7 Steps to Prepare a Data Scientist Job Interview in Silicon Valley in 2020. Analytics & Inference Track
Photo credit: https://unsplash.com
About the author: Leon is a data science and machine learning executive from a FAANG (Facebook, Apple, Amazon, Netflix, Google) company in Silicon Valley. Prior to his current role, he runs the machine learning org at EdTech company Chegg and worked as a research scientist at amazon.com building large scale machine learning systems.
He has interviewed thousands of data science or machine learning candidates as a hiring manager or part of a hiring committee in his career.
Generally speaking, there are 2 kinds of data scientists in top technology companies such as a FANG (Facebook, Amazon, Netflix, Google) in Silicon Valley, and here is how I would separate them into these 2 camps.
1. Data scientists: Analytics/Inference track
Photo credit: https://unsplash.com
Those are the people whose daily job typically involves collecting data, running analytics and experiments, sharing reports, and scorecard on product health and customer churn, marketing campaigns performance.
After data analysis, they are often asked to come up with innovative ideas and proposals to improve product features and validate those new ideas using techniques such as a/b testing.
In summary, those people use data to ‘tell a story’ and to drive business decisions.
Most of them that I met come from statistics, mathematics, economics, psychology, physics, or other quantitative but non-computer science background.
The salary range for this track usually is not as good as a software engineer or a machine learning engineer, typically 15%–20% lower, but the advantage of this track is that it’s much easier to get into or find a job.
It can also be a great cornerstone for those who are interested in getting into a machine learning track later on.
2. Data Scientists: Machine Learning Engineering/Algorithm Development track
Photo credit: https://unsplash.com/photos/fch6vkbouCc
People who have been very successful in this track are usually hardcore computer scientists or software engineers, they not only understand basic or even advanced machine learning theories, but can also implement ideas and make things happen.

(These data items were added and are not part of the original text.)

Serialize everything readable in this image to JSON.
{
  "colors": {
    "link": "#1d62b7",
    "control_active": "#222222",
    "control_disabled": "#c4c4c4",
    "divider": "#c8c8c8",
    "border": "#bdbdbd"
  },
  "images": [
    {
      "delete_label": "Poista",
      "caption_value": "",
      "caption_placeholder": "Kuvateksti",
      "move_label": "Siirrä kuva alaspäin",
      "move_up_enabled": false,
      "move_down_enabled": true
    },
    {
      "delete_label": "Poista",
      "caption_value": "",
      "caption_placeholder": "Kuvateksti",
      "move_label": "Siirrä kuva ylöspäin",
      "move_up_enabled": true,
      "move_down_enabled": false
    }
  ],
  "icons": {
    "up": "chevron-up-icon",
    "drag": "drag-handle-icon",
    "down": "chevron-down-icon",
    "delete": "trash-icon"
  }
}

The biggest unique advantage for those machine learning engineers or algorithm developers is they can quickly convert ideas into a prototype, and create production-level source code that efficiently implements machine learning models into production, or external customer-facing environment, thanks to their computer engineering background.
The salary for the machine learning engineer track is at least on par with the software engineer track, if not much higher. The bar to get into the machine learning engineer track is high, usually requires a good understanding of machine learning theories and practices, but also solid software engineering skills.
Table 1: skills comparison for 2 data scientists tracks: Analytics/Inference vs. Machine Learning/Algorithm
In this article, I will focus on the analytics/inference track and walk you through my 7 steps to prepare for a data scientist job interview.
SQL is a must-know programming language for any data analytics professionals.
However, many college graduates or young professionals are starting their job search without a solid understanding of SQL, or are struggling with coding questions — which ultimately costs them their dream jobs.
The SQL interview can bear other names such as Technical Analysis during an interview at a FAANG company, you will be asked to perform a series of SQL operations to extract data and insights, and answer follow-up questions about their products.
(*) FAANG: Facebook, amazon, apple, Netflix, and google
Given a table of user sign-up dates and their registered countries, write a query to produce the number of newly joined daily users in the last 30 days by our top 2 countries.
- user_id |BIGINT
2. joined_at | DATE
3. country | VARCHAR
How to prepare
a. If you are an absolute beginner:
Consider taking an online SQL course to get a basic understanding of SQL, then jump into coding practices.
A resource to consider: Cracking the SQL Interview for Data Scientists, to learn SQL basic SELECT statements to advanced WINDOW functions step by step, with a lot of coding assignments to reinforce your learning.
b. If you are an experienced SQL user:
There is no better way to prepare for a SQL interview than practicing coding exercises.
A resource to consider: sqlpad.io, where you can practice and solve 80 SQL coding interview questions.
The 80 questions range from basic SELECT statements to advanced window functions, which will get you ready to answer a wide range of SQL interview topics.
(Full disclaimer: I am the author of both the Cracking the SQL interview for Data Scientists course and sqlpad.io.)
c. Pay special attention to WINDOW functions.
WINDOW functions are a family of SQL utilities that are asked quite often during a data scientist job interview.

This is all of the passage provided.